The coronavirus pandemic endangers the basic care of the world's poorest children in developing countries and crisis areas, according to United Nations Children's Fund (UNICEF).
"The pandemic is an existential threat to millions of children," the managing director of UNICEF Germany, Christian Schneider, told dpa.
"Only through internationally coordinated action can we prevent the worldwide health crisis from becoming a global catastrophe for children."
Of particular concern is the virus spreading in overcrowded refugee camps in Greece and Syria.
"Many children there are already suffering from malnutrition and other pre-existing conditions and have little immune support to counter new dangers," Schneider said.

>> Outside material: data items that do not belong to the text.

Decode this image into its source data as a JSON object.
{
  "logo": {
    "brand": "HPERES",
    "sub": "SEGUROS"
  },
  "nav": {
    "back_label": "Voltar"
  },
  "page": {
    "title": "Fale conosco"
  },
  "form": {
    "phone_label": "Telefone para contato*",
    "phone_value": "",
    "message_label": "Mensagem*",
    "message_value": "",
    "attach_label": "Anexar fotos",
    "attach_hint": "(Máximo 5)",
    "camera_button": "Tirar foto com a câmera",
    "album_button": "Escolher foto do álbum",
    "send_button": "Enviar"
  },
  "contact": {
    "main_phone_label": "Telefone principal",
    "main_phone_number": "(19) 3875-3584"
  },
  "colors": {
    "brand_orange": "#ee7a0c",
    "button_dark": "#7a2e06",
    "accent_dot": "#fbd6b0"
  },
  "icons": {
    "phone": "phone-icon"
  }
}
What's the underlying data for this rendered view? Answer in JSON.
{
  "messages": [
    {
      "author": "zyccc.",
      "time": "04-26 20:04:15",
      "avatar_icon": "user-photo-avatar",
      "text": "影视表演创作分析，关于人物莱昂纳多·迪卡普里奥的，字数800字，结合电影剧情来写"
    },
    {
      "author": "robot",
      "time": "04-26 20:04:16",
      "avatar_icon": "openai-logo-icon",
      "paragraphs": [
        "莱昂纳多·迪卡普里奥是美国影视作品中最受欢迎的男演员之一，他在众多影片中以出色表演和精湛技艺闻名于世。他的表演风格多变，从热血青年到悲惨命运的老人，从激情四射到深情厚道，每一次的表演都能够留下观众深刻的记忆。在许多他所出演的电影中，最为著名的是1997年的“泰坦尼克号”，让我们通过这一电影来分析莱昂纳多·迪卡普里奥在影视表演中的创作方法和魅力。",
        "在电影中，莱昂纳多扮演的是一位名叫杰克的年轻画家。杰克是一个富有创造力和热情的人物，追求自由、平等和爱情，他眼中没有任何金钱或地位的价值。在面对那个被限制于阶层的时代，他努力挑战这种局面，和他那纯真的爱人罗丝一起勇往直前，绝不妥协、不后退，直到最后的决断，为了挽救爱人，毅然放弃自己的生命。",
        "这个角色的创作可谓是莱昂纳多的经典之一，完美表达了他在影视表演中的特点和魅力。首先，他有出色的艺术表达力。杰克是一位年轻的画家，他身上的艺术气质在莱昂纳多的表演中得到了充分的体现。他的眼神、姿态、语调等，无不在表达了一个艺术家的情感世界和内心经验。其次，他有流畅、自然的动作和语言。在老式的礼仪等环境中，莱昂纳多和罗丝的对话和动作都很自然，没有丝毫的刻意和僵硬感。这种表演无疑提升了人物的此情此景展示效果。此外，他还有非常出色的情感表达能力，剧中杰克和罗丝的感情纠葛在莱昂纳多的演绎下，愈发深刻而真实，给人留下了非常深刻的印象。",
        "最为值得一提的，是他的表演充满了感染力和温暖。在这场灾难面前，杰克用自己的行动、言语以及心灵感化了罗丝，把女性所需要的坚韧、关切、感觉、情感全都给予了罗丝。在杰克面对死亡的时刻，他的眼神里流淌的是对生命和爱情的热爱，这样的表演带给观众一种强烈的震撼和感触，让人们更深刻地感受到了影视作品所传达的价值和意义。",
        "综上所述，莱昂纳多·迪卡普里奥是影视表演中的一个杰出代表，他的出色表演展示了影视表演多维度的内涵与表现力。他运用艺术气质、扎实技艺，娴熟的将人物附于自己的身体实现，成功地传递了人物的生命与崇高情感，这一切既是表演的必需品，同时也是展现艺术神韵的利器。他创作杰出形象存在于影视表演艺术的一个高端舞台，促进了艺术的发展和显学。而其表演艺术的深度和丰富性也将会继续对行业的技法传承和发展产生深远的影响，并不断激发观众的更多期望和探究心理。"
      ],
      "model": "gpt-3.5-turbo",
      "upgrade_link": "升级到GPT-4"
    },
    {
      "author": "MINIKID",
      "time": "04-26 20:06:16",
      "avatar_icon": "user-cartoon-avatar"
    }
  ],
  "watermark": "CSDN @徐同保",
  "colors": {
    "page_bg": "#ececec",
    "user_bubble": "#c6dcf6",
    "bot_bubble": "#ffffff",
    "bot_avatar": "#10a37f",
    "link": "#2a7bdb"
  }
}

The same applies to children in countries in the Sahel zone and southern Africa. Almost 40% of Africans do not have the opportunity to wash their hands with soap and water at home, which is a key way to stop virus spread.

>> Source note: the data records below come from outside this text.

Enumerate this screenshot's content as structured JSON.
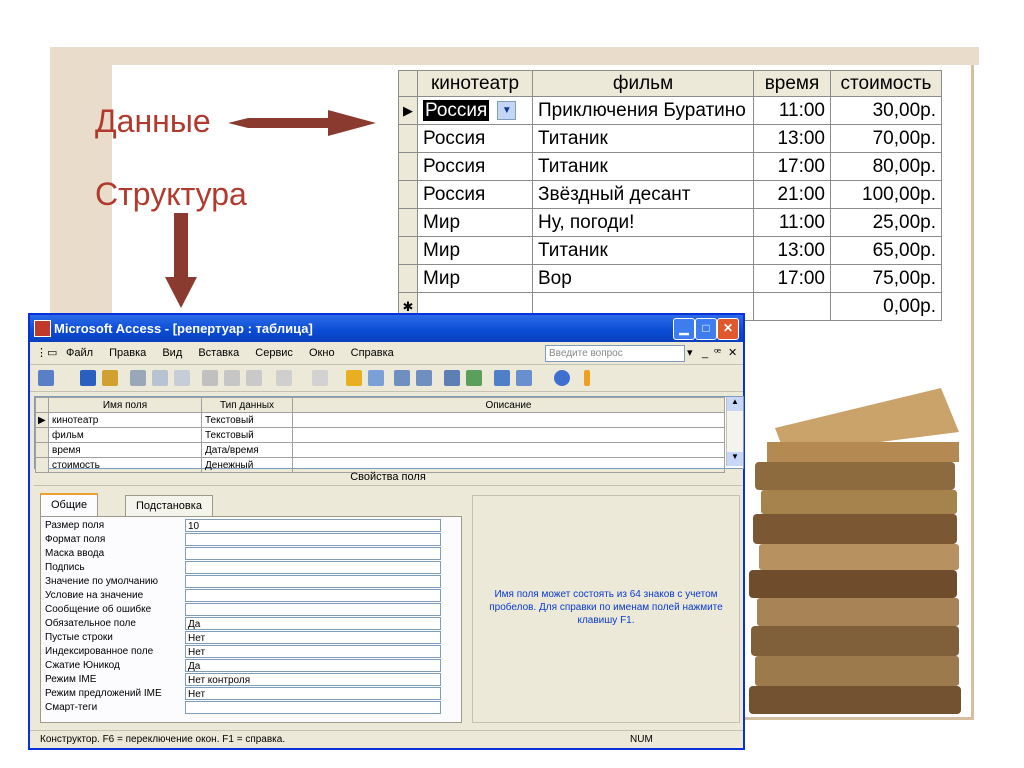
{
  "slide": {
    "label_data": "Данные",
    "label_structure": "Структура"
  },
  "datasheet": {
    "columns": [
      "кинотеатр",
      "фильм",
      "время",
      "стоимость"
    ],
    "rows": [
      [
        "Россия",
        "Приключения Буратино",
        "11:00",
        "30,00р."
      ],
      [
        "Россия",
        "Титаник",
        "13:00",
        "70,00р."
      ],
      [
        "Россия",
        "Титаник",
        "17:00",
        "80,00р."
      ],
      [
        "Россия",
        "Звёздный десант",
        "21:00",
        "100,00р."
      ],
      [
        "Мир",
        "Ну, погоди!",
        "11:00",
        "25,00р."
      ],
      [
        "Мир",
        "Титаник",
        "13:00",
        "65,00р."
      ],
      [
        "Мир",
        "Вор",
        "17:00",
        "75,00р."
      ]
    ],
    "new_row_cost": "0,00р."
  },
  "window": {
    "title": "Microsoft Access - [репертуар : таблица]",
    "menu": [
      "Файл",
      "Правка",
      "Вид",
      "Вставка",
      "Сервис",
      "Окно",
      "Справка"
    ],
    "question_placeholder": "Введите вопрос",
    "design": {
      "columns": [
        "Имя поля",
        "Тип данных",
        "Описание"
      ],
      "rows": [
        {
          "name": "кинотеатр",
          "type": "Текстовый"
        },
        {
          "name": "фильм",
          "type": "Текстовый"
        },
        {
          "name": "время",
          "type": "Дата/время"
        },
        {
          "name": "стоимость",
          "type": "Денежный"
        }
      ]
    },
    "properties_header": "Свойства поля",
    "tabs": [
      "Общие",
      "Подстановка"
    ],
    "properties": [
      {
        "label": "Размер поля",
        "value": "10"
      },
      {
        "label": "Формат поля",
        "value": ""
      },
      {
        "label": "Маска ввода",
        "value": ""
      },
      {
        "label": "Подпись",
        "value": ""
      },
      {
        "label": "Значение по умолчанию",
        "value": ""
      },
      {
        "label": "Условие на значение",
        "value": ""
      },
      {
        "label": "Сообщение об ошибке",
        "value": ""
      },
      {
        "label": "Обязательное поле",
        "value": "Да"
      },
      {
        "label": "Пустые строки",
        "value": "Нет"
      },
      {
        "label": "Индексированное поле",
        "value": "Нет"
      },
      {
        "label": "Сжатие Юникод",
        "value": "Да"
      },
      {
        "label": "Режим IME",
        "value": "Нет контроля"
      },
      {
        "label": "Режим предложений IME",
        "value": "Нет"
      },
      {
        "label": "Смарт-теги",
        "value": ""
      }
    ],
    "help_text": "Имя поля может состоять из 64 знаков с учетом пробелов. Для справки по именам полей нажмите клавишу F1.",
    "status_text": "Конструктор. F6 = переключение окон. F1 = справка.",
    "status_num": "NUM"
  },
  "colors": {
    "label": "#b03a2e",
    "arrow": "#8b3a2f",
    "title_bar": "#0a4bd4",
    "help_text": "#0a3ad1"
  }
}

In Asia, the increasing number of infections in Bangladesh was particularly worrying.
"More than 850,000 members of the Rohingya live there in overcrowded refugee camps," Schneider said. Two years ago, hundreds of thousands of Rohingya fled military violence from neighboring Myanmar to Bangladesh within a short time.
UNICEF is appealing to governments, companies and private donors to now do whatever is possible to ensure the protection and care of vulnerable children.
"We are currently experiencing for ourselves how hard COVID-19 is hitting our country, which has one of the best health care systems in the world," Schneider said.
"In addition to devastating health consequences, the poorest countries are threatened by a social and economic conflagration that will exacerbate the plight of the children."